Entelognathus primordialis: This 419-Million-Year-Old Fish Has the World’s Oldest Known Face
The ancient fossil, just discovered in China, could upend our understanding of how all vertebrates evolved over time.
Sure, it’s not much to look at. But stare long enough, and you’ll see a jaw (jutting out towards the right), a pair of nostrils (small perforations directly above the mouth cavity) and even a tiny eye socket (just above the mouth, to the left of the nostrils, staring out sideways).
This admittedly homely fish fossil, the 419-million-year old Entelognathus primordialis, was recently discovered in China and described for the first time in an article published today in Nature. What makes it remarkable is everything that’s come after it: It’s the oldest known creature with a face, and may have given rise to virtually all the faces that have followed in the hundreds of millions of years since, including our own.

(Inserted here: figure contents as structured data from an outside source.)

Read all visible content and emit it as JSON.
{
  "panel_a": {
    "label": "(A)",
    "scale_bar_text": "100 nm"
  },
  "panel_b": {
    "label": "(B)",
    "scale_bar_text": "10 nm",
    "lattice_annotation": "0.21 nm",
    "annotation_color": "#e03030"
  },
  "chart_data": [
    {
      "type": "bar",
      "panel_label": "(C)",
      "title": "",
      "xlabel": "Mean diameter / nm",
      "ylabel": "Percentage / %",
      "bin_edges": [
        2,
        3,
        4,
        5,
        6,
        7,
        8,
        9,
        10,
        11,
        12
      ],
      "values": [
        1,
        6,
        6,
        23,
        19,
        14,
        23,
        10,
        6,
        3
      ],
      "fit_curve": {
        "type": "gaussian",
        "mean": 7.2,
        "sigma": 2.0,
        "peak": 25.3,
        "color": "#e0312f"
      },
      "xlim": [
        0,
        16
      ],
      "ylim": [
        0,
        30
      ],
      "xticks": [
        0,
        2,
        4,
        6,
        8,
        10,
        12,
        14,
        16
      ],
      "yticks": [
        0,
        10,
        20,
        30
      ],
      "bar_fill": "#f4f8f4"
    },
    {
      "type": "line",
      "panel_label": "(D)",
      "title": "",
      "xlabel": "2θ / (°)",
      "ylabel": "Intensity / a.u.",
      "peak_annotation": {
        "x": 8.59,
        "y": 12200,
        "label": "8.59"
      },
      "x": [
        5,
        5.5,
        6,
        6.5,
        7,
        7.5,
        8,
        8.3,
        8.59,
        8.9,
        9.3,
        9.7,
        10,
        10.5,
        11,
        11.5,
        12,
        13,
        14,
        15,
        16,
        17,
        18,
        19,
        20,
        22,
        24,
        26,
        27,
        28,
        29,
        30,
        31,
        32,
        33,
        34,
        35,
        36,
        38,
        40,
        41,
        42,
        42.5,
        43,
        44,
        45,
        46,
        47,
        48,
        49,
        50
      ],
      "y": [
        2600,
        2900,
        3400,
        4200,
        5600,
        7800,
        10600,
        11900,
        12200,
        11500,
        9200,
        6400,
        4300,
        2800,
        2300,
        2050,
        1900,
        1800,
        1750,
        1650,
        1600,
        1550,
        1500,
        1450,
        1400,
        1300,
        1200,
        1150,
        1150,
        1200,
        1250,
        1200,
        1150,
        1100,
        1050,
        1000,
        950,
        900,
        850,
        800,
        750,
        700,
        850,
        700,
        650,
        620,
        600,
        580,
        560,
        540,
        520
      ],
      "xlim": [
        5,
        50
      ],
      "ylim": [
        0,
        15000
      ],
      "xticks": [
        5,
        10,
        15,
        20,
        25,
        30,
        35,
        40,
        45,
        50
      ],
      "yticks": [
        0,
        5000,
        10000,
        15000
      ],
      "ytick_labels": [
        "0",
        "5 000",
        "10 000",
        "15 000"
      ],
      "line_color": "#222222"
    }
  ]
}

The uncommonly well-preserved, three-dimensional fossil, analyzed by a group of researchers from the Chinese Academy of Sciences, was excavated near Xiaoxiang Reservoir in Southeast China, in a layer of sediment that dates to the Silurian period, which ranged from roughly 419 to 443 million years ago. All other fish specimens from this era are jawless fish (a group of more primitive creatures that still live on today as lampreys and hagfish), so this is the first one that has what we might call a face: a mouth, nose and two eyes.

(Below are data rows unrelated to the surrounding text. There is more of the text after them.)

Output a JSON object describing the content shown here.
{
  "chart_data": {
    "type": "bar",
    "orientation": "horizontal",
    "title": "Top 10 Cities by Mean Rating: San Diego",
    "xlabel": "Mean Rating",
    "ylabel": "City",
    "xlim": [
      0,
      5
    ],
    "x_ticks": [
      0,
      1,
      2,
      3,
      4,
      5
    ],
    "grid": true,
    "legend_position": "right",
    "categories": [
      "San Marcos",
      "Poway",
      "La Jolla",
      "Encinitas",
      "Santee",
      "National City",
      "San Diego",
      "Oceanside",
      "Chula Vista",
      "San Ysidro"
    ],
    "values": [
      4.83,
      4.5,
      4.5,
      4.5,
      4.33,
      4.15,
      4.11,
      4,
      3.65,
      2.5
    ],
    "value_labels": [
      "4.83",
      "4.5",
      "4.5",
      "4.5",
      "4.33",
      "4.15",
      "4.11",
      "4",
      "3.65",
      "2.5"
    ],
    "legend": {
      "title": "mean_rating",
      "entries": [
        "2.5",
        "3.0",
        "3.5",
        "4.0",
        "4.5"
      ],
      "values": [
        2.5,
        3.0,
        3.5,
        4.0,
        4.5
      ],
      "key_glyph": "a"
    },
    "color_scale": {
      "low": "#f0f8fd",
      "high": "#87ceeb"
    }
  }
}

It’s difficult to conclude very much about the behavior or lifestyle of the ancient creature, but we do know that it swam in water (land animals didn’t begin to evolve until the Devonian period, which spanned 359 to 419 million years ago) and was likely a top-level predator of the early ocean ecosystem.
What has scientists so excited, though, is that the particular anatomical features of this fossil could upend our understanding of how vertebrates evolved over time. “When I first saw this, I was completely blown away,” says Matt Friedman a paleobiologist at the University of Oxford that reviewed the paper and wrote an accompanying article in Nature. “It’s the kind of fossil you might see once or twice in your lifetime, as a research scientist.”
Friedman and others find the fossil so remarkable because it combines a series of characteristics from two different groups: placoderms, an ancient class of armored fish that went extinct millions of years ago, and bony fish, a lineage that gave rise to all modern fish with jaws and bone skeletons. Previously, it was assumed that placoderms died out completely (and that the other, more recent types of fish with similar armor plating had independently re-evolved it much later), while a different, shark-like group of fish called acanthodians led to the bony fishes.
“What a fossil like this shows is that maybe that’s not the case,” Friedman says. “Because if you look at just the top of the skull and the body, it looks like a placoderm. But when you look at the side, and the front, you see it has jaws that, bone for bone, closely resemble the jaws of bony fish.”
This is significant because of what happened next: bony fish gave rise to all modern vertebrate fish, along with all amphibians, reptiles, birds and mammals, including ourselves. In other words, this fossil might mean that the placoderms didn’t go extinct, but rather evolved into the tremendous diversity of animals that live on both land and sea—and that this ancient, strange-looking face belongs to one of your oldest ancestors.
Scientists won’t immediately jump to reorganize their evolutionary family trees overnight, but the new finding will prompt a period of renewed scrutiny of the previous model. “It’s going to take a while for people to digest it and figure out what it all means,” Friedman says. “From a fossil like this, you’ve got a cascade of implications, and this is just the first paper to deal with them.”
Eventually, though, this finding could help transform our understanding of just how evolution occurred in our planet’s ancient oceans—and how the primitive creatures that swam in them eventually gave rise to the faces we see everyday.